Charles Saatchi, the English advertising guru whose agency became the largest in the world during the 1980s, won fame as the ad-man for Margaret Thatcher’s Conservative Party. He went on to distinguish himself as the leading collector of contemporary art in Britain and, for a few years, the world. Saatchi, along with such masters of self-promotion as Damien Hirst and Tracey Emin, defined the ‘YBA’ or Young British Artists movement in the late 1980s. It is the first example of art terminology coined by a collector that has stuck with art historians. Explaining the movement, Saatchi once asked rhetorically: “What is it about the life cycle of flies, someone’s old bed, a portrait of a child killer made with children’s handprints, mannequins with knobs on, someone sitting on a toilet holding a cistern that makes British art so different, so appealing?” Viewers in Adelaide will see Tracey Emin’s iconic My Bed (1998) an installation of her double bed replete with all the detritus of a disordered life.
The exhibition consists of 122 works by the current generation of artists working in Britain. To go by this selection, the YBA’s typical recipe of outrageous subjects, mad medium mixtures and a conservative aesthetic is alive and flourishing. Take, for instance, Spartacus Chetwynd’s stunning costume sculptures or Steve Bishop’s bizarre juxtapositions. The YBA are part of the historical background for these artists but are not alone among the references acknowledged: 1950s abstraction, 1960s design, 1970s political art, 1980s postmodernism – each period is evoked, by artists such as Matthew Darbyshire and Anthea Hamilton, much as one might rummage for retro in a cast-off shop.

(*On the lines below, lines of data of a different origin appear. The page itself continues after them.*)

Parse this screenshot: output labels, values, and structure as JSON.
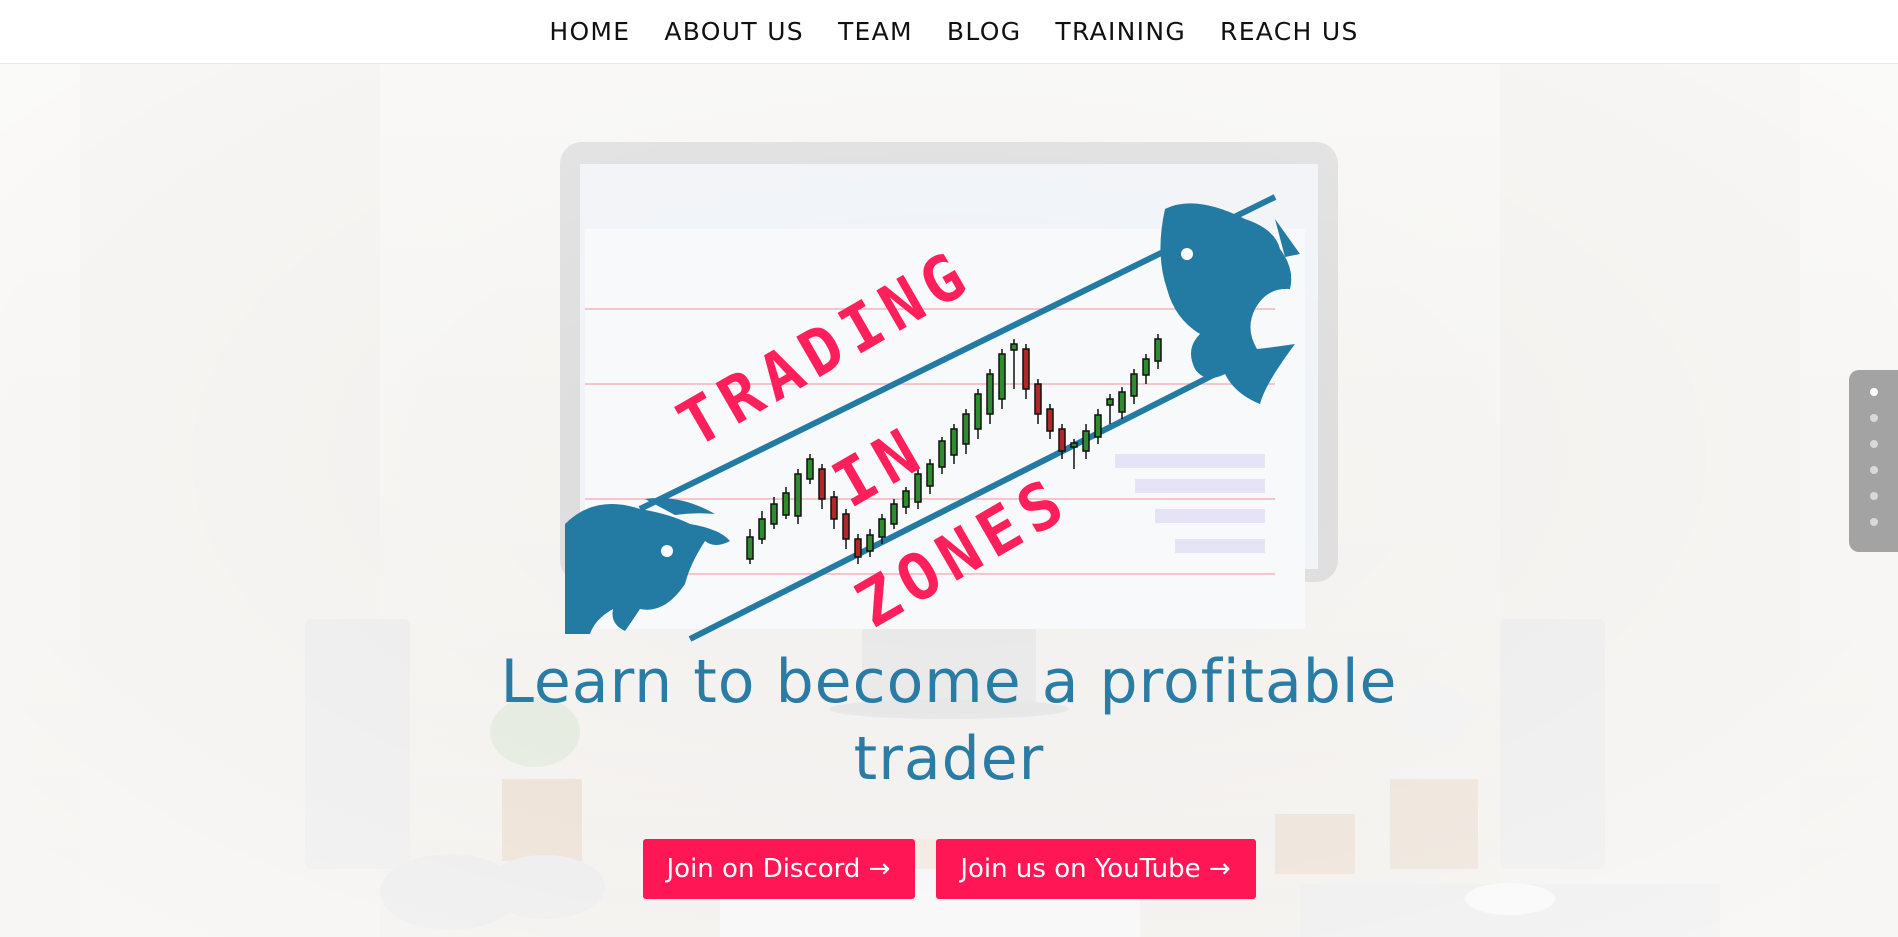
{
  "nav": {
    "items": [
      {
        "label": "HOME"
      },
      {
        "label": "ABOUT US"
      },
      {
        "label": "TEAM"
      },
      {
        "label": "BLOG"
      },
      {
        "label": "TRAINING"
      },
      {
        "label": "REACH US"
      }
    ]
  },
  "logo": {
    "line1": "TRADING",
    "line2": "IN",
    "line3": "ZONES",
    "text_color": "#ff1f5a",
    "channel_color": "#237aa3"
  },
  "hero": {
    "headline_line1": "Learn to become a profitable",
    "headline_line2": "trader",
    "headline_color": "#2a7ca5"
  },
  "cta": {
    "discord_label": "Join on Discord →",
    "youtube_label": "Join us on YouTube →",
    "color": "#ff1654"
  },
  "slider": {
    "active_index": 0,
    "total": 6
  }
}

These British Art Now artists also differ from the YBA in that a number of them are not British born, and bear the influences of other cultures. Few make a virtue of that, however two exceptions are Ximena Garrido-Lecca, whose installation The Followers is a large-scale, carefully detailed recreation of a burial wall from her native Peru, and Juliana Cerqueira Leite, who evokes the work of Brazilian predecessors such as Mira Schendel with elegant subtlety.
This exhibition represents quite accurately the contemporary art Saatchi finds congenial: that which extends and updates modernist painting, sculpture and graphic art, leavened with echoes – mostly rather tame – of the confrontational installations of the YBA. There is little evidence of other major tendencies in art today. Ironic engagement with contemporary realities is in short supply and the only place where social media may be found is on the Saatchi Gallery website.